Bresco’s stumbling block was therefore not jurisdiction, but the practical futility of the adjudication process for companies in liquidation facing cross-claims. Coulson LJ’s reasoning was three-fold. First, the processes of insolvency and adjudication were incompatible: the former required detailed analysis of sums owing between the parties, while the latter was “rough and ready”. Second, courts were unlikely to enforce adjudication decisions, given concerns around pari passu rules of distribution in insolvency. Finally, wider issues weighed against the use of adjudications by companies in liquidation, including wasting limited assets in referring a claim to a non-binding adjudication procedure.
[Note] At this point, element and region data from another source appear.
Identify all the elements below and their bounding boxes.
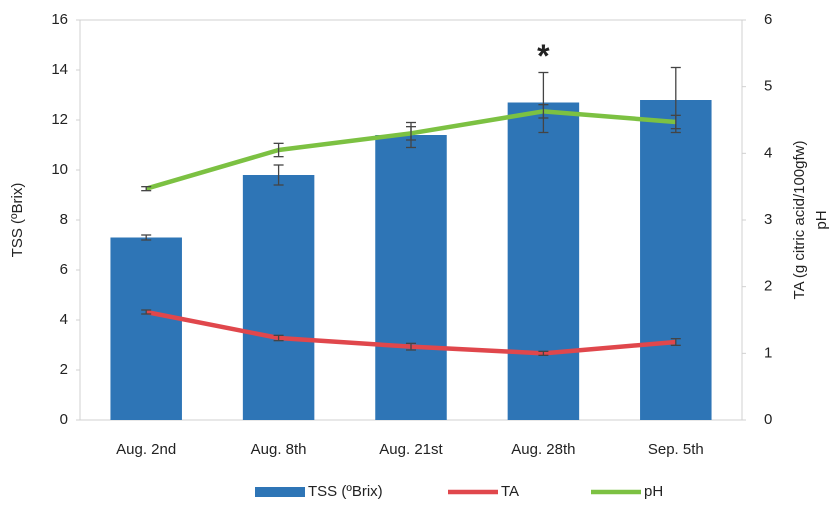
error-bar xyxy=(141,309,152,315)
y2-tick-label: 1 xyxy=(764,344,772,361)
y2-tick-label: 2 xyxy=(764,278,772,295)
legend-label: TSS (ºBrix) xyxy=(308,483,383,500)
legend-swatch xyxy=(255,487,305,497)
y-tick-label: 2 xyxy=(60,361,68,378)
error-bar xyxy=(538,71,549,134)
y2-tick-label: 6 xyxy=(764,11,772,28)
bar xyxy=(110,237,182,420)
y-tick-label: 12 xyxy=(51,111,68,128)
x-tick-label: Aug. 2nd xyxy=(116,441,176,458)
y-tick-label: 6 xyxy=(60,261,68,278)
legend-label: TA xyxy=(501,483,519,500)
x-tick-label: Aug. 21st xyxy=(379,441,443,458)
error-bar xyxy=(273,334,284,342)
bar xyxy=(507,102,580,420)
x-tick-label: Sep. 5th xyxy=(648,441,704,458)
y-axis-label: TSS (ºBrix) xyxy=(9,183,26,258)
y2-axis-label: pH xyxy=(813,210,830,229)
y2-axis-label: TA (g citric acid/100gfw) xyxy=(791,141,808,300)
error-bar xyxy=(670,338,681,346)
y2-tick-label: 4 xyxy=(764,144,772,161)
error-bar xyxy=(670,114,681,130)
y-tick-label: 14 xyxy=(51,61,68,78)
error-bar xyxy=(141,186,152,192)
error-bar xyxy=(141,234,152,241)
error-bar xyxy=(273,164,284,186)
bar xyxy=(640,100,712,420)
y-tick-label: 4 xyxy=(60,311,68,328)
error-bar xyxy=(538,104,549,119)
x-tick-label: Aug. 28th xyxy=(511,441,575,458)
y2-tick-label: 3 xyxy=(764,211,772,228)
x-tick-label: Aug. 8th xyxy=(251,441,307,458)
y-tick-label: 0 xyxy=(60,411,68,428)
y2-tick-label: 5 xyxy=(764,78,772,95)
y2-tick-label: 0 xyxy=(764,411,772,428)
error-bar xyxy=(538,350,549,356)
error-bar xyxy=(406,126,416,141)
y-tick-label: 10 xyxy=(51,161,68,178)
bar xyxy=(242,175,315,420)
bar xyxy=(375,135,447,420)
legend-label: pH xyxy=(644,483,663,500)
error-bar xyxy=(273,142,284,158)
error-bar xyxy=(406,342,416,351)
annotation: * xyxy=(537,38,550,74)
y-tick-label: 16 xyxy=(51,11,68,28)
y-tick-label: 8 xyxy=(60,211,68,228)
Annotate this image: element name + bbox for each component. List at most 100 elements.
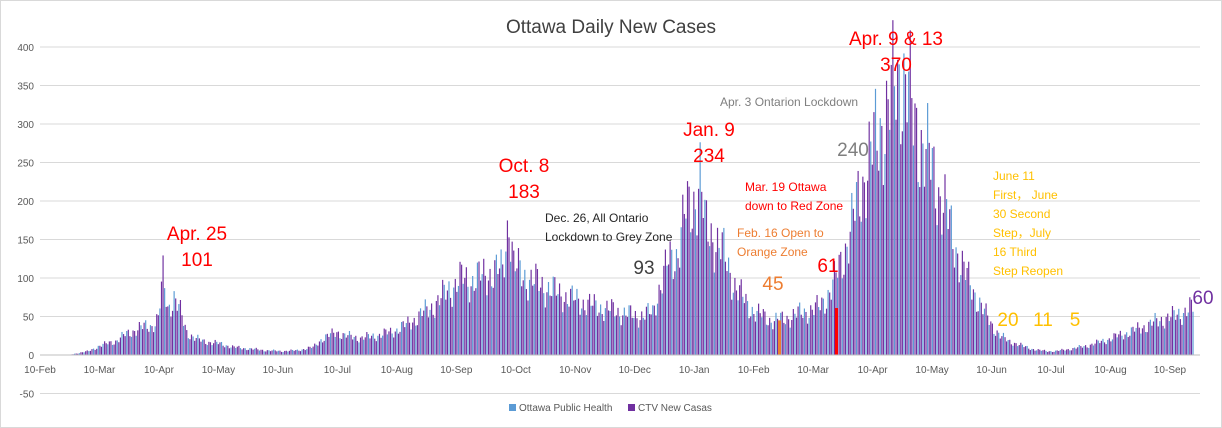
bar [1012, 345, 1014, 355]
bar [600, 304, 602, 355]
bar [157, 315, 159, 355]
bar [887, 99, 889, 355]
bar [908, 71, 910, 355]
annotation-v61: 61 [817, 256, 838, 277]
bar [750, 316, 752, 355]
bar [944, 174, 946, 355]
x-tick-label: 10-Jul [324, 365, 351, 376]
bar [135, 335, 137, 355]
bar [211, 345, 213, 355]
bar [167, 306, 169, 355]
bar [1154, 312, 1156, 355]
bar [359, 337, 362, 355]
bar [315, 344, 317, 355]
bar [1039, 349, 1041, 355]
bar [500, 249, 502, 355]
bar [1176, 314, 1178, 355]
bar [510, 261, 512, 355]
x-tick-label: 10-Jun [263, 365, 294, 376]
bar [697, 188, 700, 355]
bar [247, 349, 249, 355]
bar [855, 182, 858, 355]
bar [971, 299, 973, 355]
bar [555, 295, 557, 355]
bar [650, 314, 652, 355]
bar [280, 351, 283, 355]
bar [81, 352, 84, 355]
bar [1099, 343, 1101, 355]
bar [592, 305, 594, 355]
x-tick-label: 10-Feb [738, 365, 770, 376]
bar [118, 342, 120, 355]
bar [879, 118, 881, 355]
bar [628, 305, 630, 355]
bar [683, 213, 685, 355]
bar [590, 305, 592, 355]
annotation-v60: 60 [1192, 288, 1213, 309]
x-tick-label: 10-Jul [1037, 365, 1064, 376]
bar [282, 352, 284, 355]
bar [206, 345, 208, 355]
bar [1056, 350, 1058, 355]
bar [915, 107, 918, 356]
bar [661, 293, 663, 355]
bar [1032, 349, 1035, 355]
bar [1021, 344, 1023, 355]
bar [1143, 325, 1145, 355]
bar [303, 349, 305, 355]
bar [445, 299, 447, 355]
bar [328, 336, 330, 355]
bar [769, 317, 771, 355]
annotation-jan9: Jan. 9 234 [683, 120, 735, 167]
bar [1181, 324, 1183, 355]
y-tick-label: 300 [17, 120, 34, 131]
bar [1006, 341, 1008, 355]
x-tick-label: 10-Apr [144, 365, 175, 376]
bar [336, 332, 338, 355]
bar [865, 218, 867, 355]
bar [1110, 341, 1112, 355]
bar [479, 280, 482, 355]
bar [568, 306, 570, 355]
bar [164, 288, 166, 355]
bar [904, 74, 907, 355]
annotation-june11: June 11 First， June 30 Second Step，July 16 T… [993, 169, 1063, 278]
bar [235, 347, 237, 355]
bar [1048, 351, 1050, 355]
bar [170, 316, 172, 355]
bar [945, 199, 948, 355]
bar [140, 325, 142, 355]
bar [776, 318, 779, 355]
annotation-line: 61 [817, 256, 838, 277]
bar [224, 347, 226, 355]
bar [168, 304, 170, 355]
bar [290, 349, 292, 355]
bar [543, 293, 545, 355]
bar [934, 208, 937, 355]
bar [522, 280, 524, 355]
bar [549, 295, 551, 355]
bar [119, 337, 121, 355]
bar [772, 329, 774, 355]
bar [710, 223, 712, 355]
bar [666, 265, 668, 355]
bar [1118, 334, 1120, 355]
x-tick-label: 10-May [915, 365, 948, 376]
bar [603, 320, 605, 355]
bar [709, 246, 711, 355]
bar [503, 277, 505, 355]
bar [851, 192, 853, 355]
bar [1078, 345, 1080, 355]
bar [762, 309, 764, 355]
bar [614, 316, 616, 355]
x-tick-label: 10-Oct [501, 365, 531, 376]
bar [622, 315, 624, 355]
bar [1173, 310, 1175, 355]
bar [94, 349, 96, 355]
bar [743, 303, 745, 355]
bar [1042, 350, 1044, 355]
bar [927, 103, 929, 355]
bar [437, 295, 439, 355]
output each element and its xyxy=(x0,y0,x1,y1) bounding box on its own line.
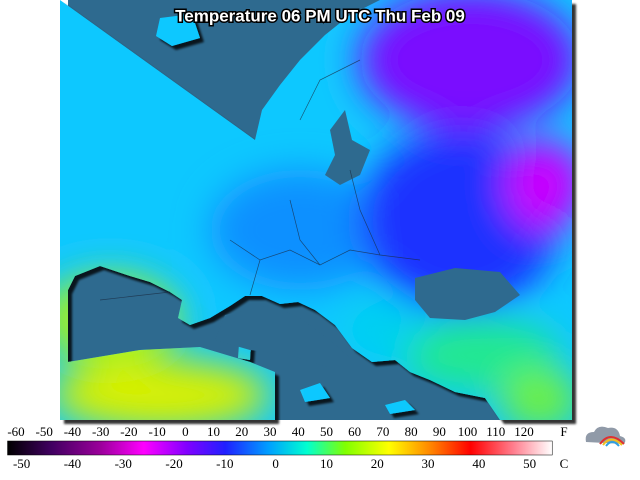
celsius-label: 40 xyxy=(472,456,485,471)
fahrenheit-label: -50 xyxy=(36,424,53,439)
celsius-label: 10 xyxy=(320,456,333,471)
fahrenheit-label: 90 xyxy=(433,424,446,439)
fahrenheit-label: 0 xyxy=(182,424,189,439)
fahrenheit-label: 30 xyxy=(264,424,277,439)
celsius-label: 0 xyxy=(272,456,279,471)
borders xyxy=(99,59,421,301)
fahrenheit-label: -20 xyxy=(120,424,137,439)
fahrenheit-label: -30 xyxy=(92,424,109,439)
celsius-unit: C xyxy=(560,456,569,471)
inland-seas xyxy=(215,110,520,368)
celsius-label: -50 xyxy=(13,456,30,471)
fahrenheit-label: 100 xyxy=(458,424,478,439)
celsius-label: -30 xyxy=(115,456,132,471)
color-scale xyxy=(7,440,553,456)
fahrenheit-label: 20 xyxy=(235,424,248,439)
fahrenheit-label: 80 xyxy=(405,424,418,439)
celsius-label: -20 xyxy=(165,456,182,471)
color-legend: -60 -50 -40 -30 -20 -10 0 10 20 30 40 50 60 70 80 90 100… xyxy=(7,424,568,471)
fahrenheit-label: 10 xyxy=(207,424,220,439)
celsius-label: 50 xyxy=(523,456,536,471)
fahrenheit-label: 120 xyxy=(514,424,534,439)
celsius-label: -10 xyxy=(216,456,233,471)
fahrenheit-label: 70 xyxy=(376,424,389,439)
fahrenheit-label: 110 xyxy=(486,424,505,439)
fahrenheit-label: -10 xyxy=(148,424,165,439)
celsius-label: -40 xyxy=(64,456,81,471)
fahrenheit-label: -60 xyxy=(7,424,24,439)
logo xyxy=(585,426,626,447)
fahrenheit-label: -40 xyxy=(64,424,81,439)
fahrenheit-unit: F xyxy=(560,424,567,439)
celsius-label: 30 xyxy=(422,456,435,471)
map-title: Temperature 06 PM UTC Thu Feb 09 xyxy=(175,6,465,25)
fahrenheit-label: 60 xyxy=(348,424,361,439)
fahrenheit-label: 50 xyxy=(320,424,333,439)
celsius-label: 20 xyxy=(371,456,384,471)
fahrenheit-label: 40 xyxy=(292,424,305,439)
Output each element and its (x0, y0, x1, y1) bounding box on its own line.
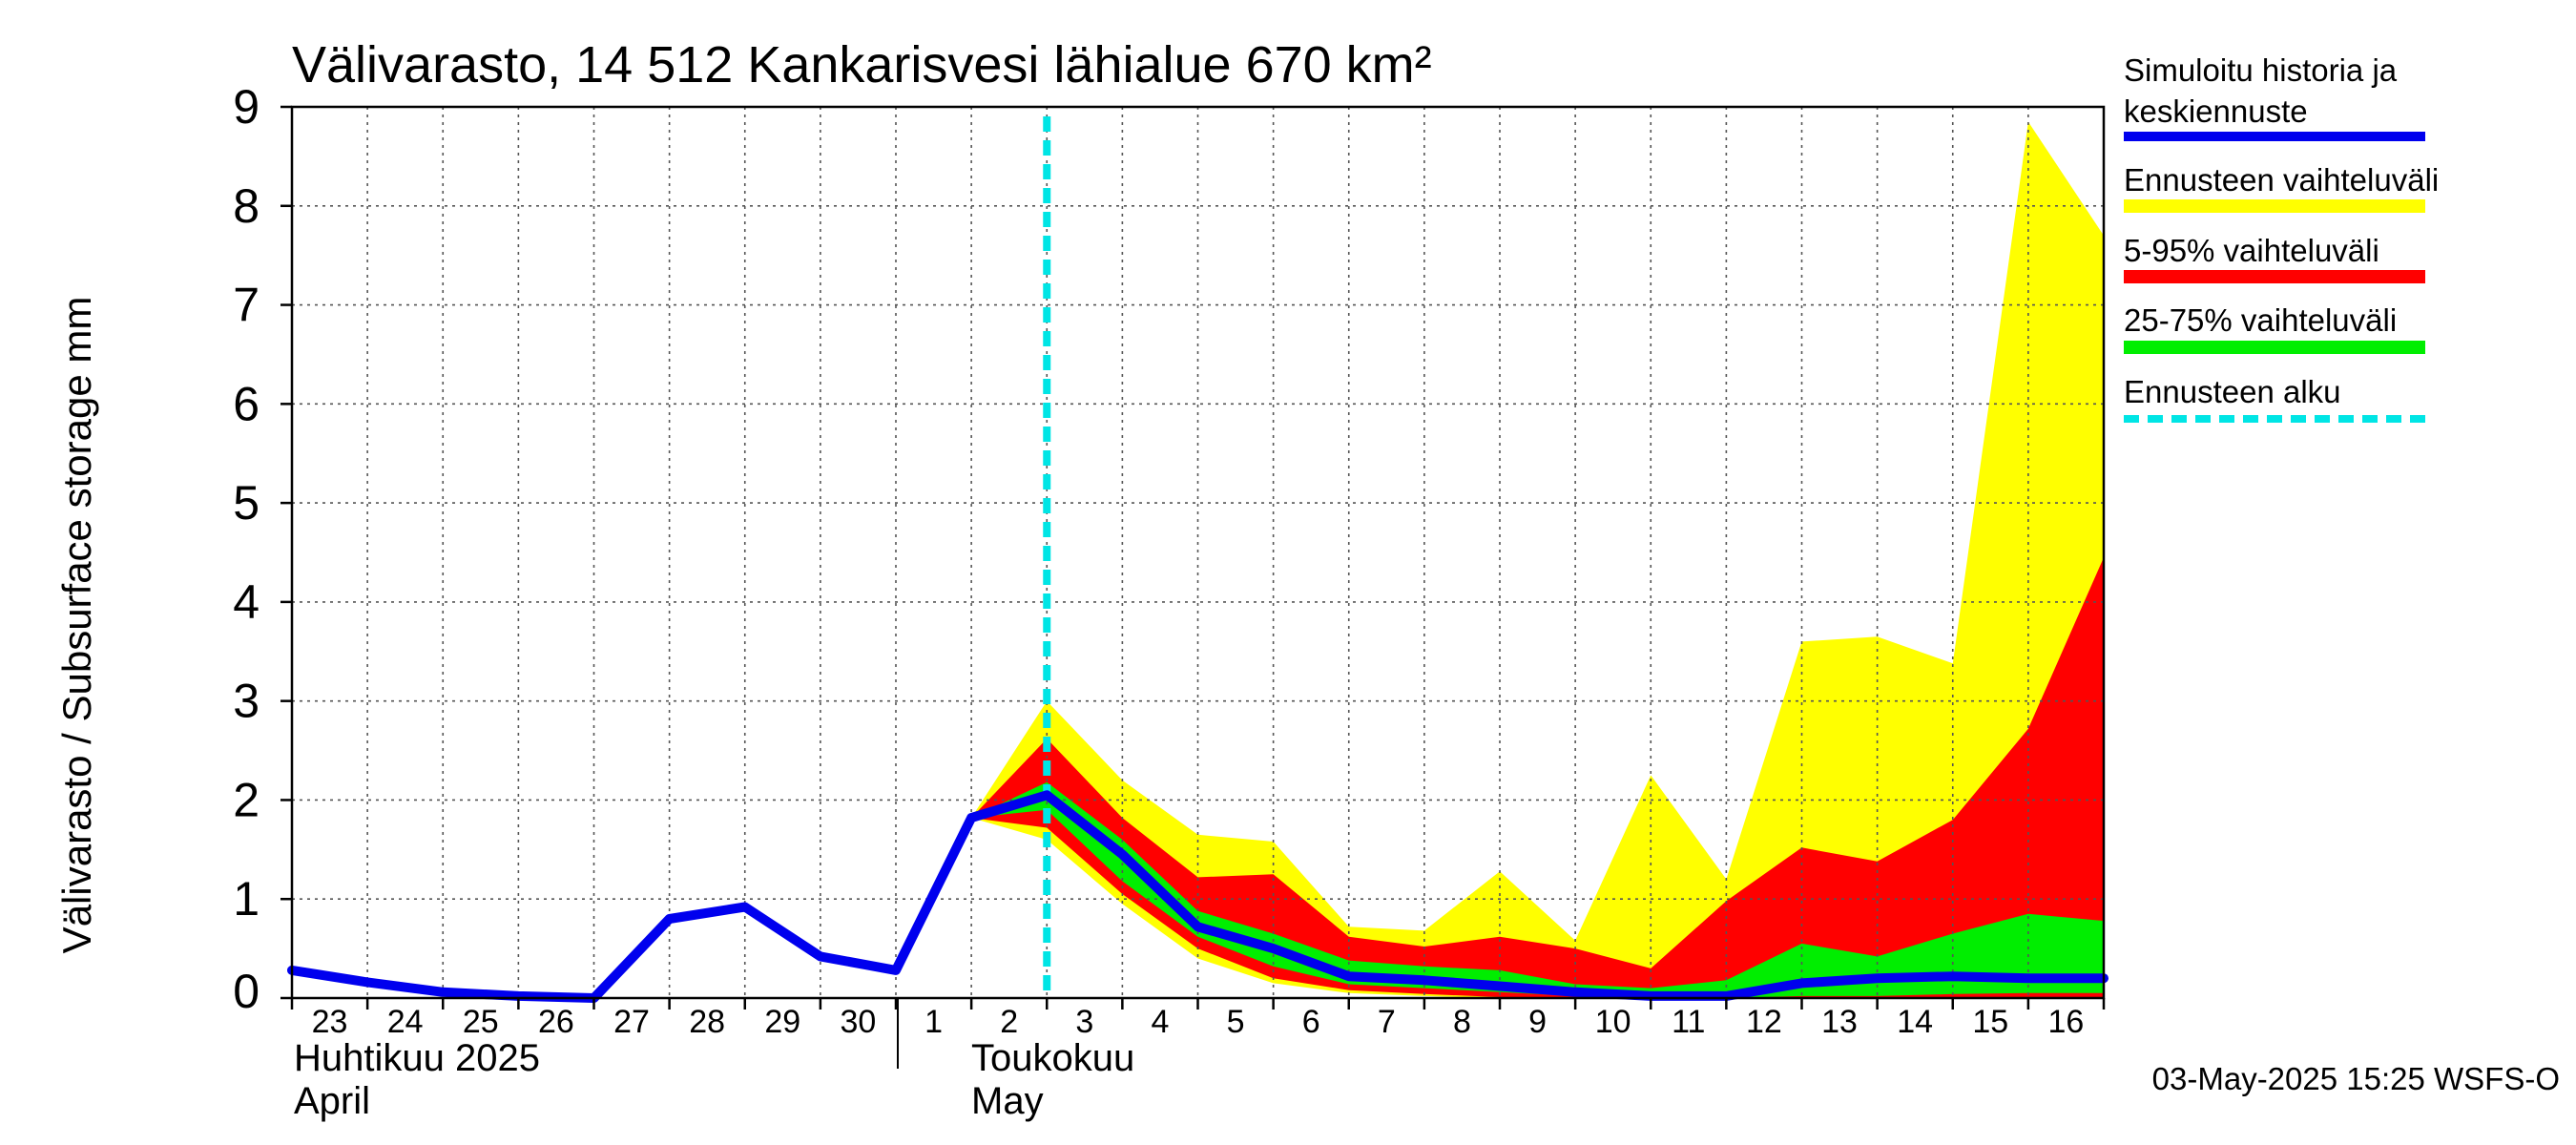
timestamp-footer: 03-May-2025 15:25 WSFS-O (2152, 1061, 2560, 1096)
legend-p25-75-label: 25-75% vaihteluväli (2124, 302, 2397, 338)
x-tick-label: 26 (538, 1004, 574, 1040)
y-tick-label: 1 (233, 872, 260, 926)
x-tick-label: 28 (689, 1004, 725, 1040)
y-tick-labels: 0 1 2 3 4 5 6 7 8 9 (233, 80, 260, 1018)
y-tick-label: 5 (233, 476, 260, 530)
month-april-fi: Huhtikuu 2025 (294, 1037, 540, 1079)
y-tick-label: 7 (233, 279, 260, 332)
legend-forecast-start-label: Ennusteen alku (2124, 374, 2341, 409)
y-axis-label: Välivarasto / Subsurface storage mm (54, 297, 99, 954)
band-forecast-range (971, 121, 2104, 999)
band-5-95 (971, 557, 2104, 998)
x-tick-label: 8 (1453, 1004, 1471, 1040)
x-tick-label: 3 (1075, 1004, 1093, 1040)
x-tick-label: 7 (1378, 1004, 1396, 1040)
x-tick-label: 14 (1897, 1004, 1933, 1040)
legend-range-label: Ennusteen vaihteluväli (2124, 162, 2439, 198)
x-tick-label: 5 (1227, 1004, 1245, 1040)
month-may-en: May (971, 1080, 1044, 1122)
legend: Simuloitu historia ja keskiennuste Ennus… (2124, 52, 2439, 423)
y-tick-label: 2 (233, 773, 260, 826)
x-tick-label: 23 (312, 1004, 348, 1040)
x-tick-label: 25 (463, 1004, 499, 1040)
month-april-en: April (294, 1080, 370, 1122)
x-tick-labels: 23 24 25 26 27 28 29 30 1 2 3 4 5 6 7 8 9 10 11 12 13 14 15 16 (312, 1004, 2085, 1040)
y-tick-label: 8 (233, 179, 260, 233)
x-tick-label: 16 (2048, 1004, 2085, 1040)
y-tick-label: 6 (233, 377, 260, 430)
x-tick-label: 9 (1528, 1004, 1547, 1040)
y-tick-label: 0 (233, 965, 260, 1018)
axes (280, 105, 2106, 1010)
grid-lines (292, 106, 2105, 998)
x-tick-label: 10 (1595, 1004, 1631, 1040)
chart-title: Välivarasto, 14 512 Kankarisvesi lähialu… (292, 36, 1432, 94)
y-tick-label: 3 (233, 675, 260, 728)
x-tick-label: 2 (1000, 1004, 1018, 1040)
x-tick-label: 12 (1746, 1004, 1782, 1040)
x-tick-label: 13 (1821, 1004, 1858, 1040)
legend-p5-95-label: 5-95% vaihteluväli (2124, 233, 2379, 268)
y-tick-label: 9 (233, 80, 260, 134)
legend-history-line2: keskiennuste (2124, 94, 2308, 129)
x-tick-label: 15 (1972, 1004, 2008, 1040)
legend-history-line1: Simuloitu historia ja (2124, 52, 2398, 88)
x-tick-label: 11 (1672, 1004, 1705, 1040)
x-tick-label: 27 (613, 1004, 650, 1040)
month-may-fi: Toukokuu (971, 1037, 1134, 1079)
x-tick-label: 30 (841, 1004, 877, 1040)
x-tick-label: 1 (924, 1004, 943, 1040)
x-tick-label: 6 (1302, 1004, 1320, 1040)
x-tick-label: 29 (764, 1004, 800, 1040)
x-tick-label: 4 (1151, 1004, 1169, 1040)
x-tick-label: 24 (387, 1004, 424, 1040)
y-tick-label: 4 (233, 575, 260, 629)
In Cannon, Primus, a company which had implemented a company voluntary arrangement (CVA) had also referred its debt claims to adjudication. The lower court gave effect to the adjudication decision by granting summary judgment in Primus’ favour and refusing any stay of execution. By stark contrast to the outcome of the Bresco appeal, the lower court’s decision in favour of Primus was upheld by the Court of Appeal.

The difference in outcomes between these two cases hinged on the fact that the insolvency process in Primus’ case was a CVA, proposed with the aim of trading its way out of trouble, whereas Bresco was in a terminal liquidation proceeding facing cross-claims, which had the aim of recovering monies to make distributions to creditors. To borrow Coulson LJ’s vocabulary, the “quick and cost-neutral” adjudication process was far more compatible with the purposes of a CVA than a liquidation.

The judgment makes clear that the court is prepared to adopt a nuanced approach that leads to different outcomes for liquidation and for CVAs. It seems likely that following this judgment, there will be fewer adjudications brought by companies in liquidation facing cross-claims.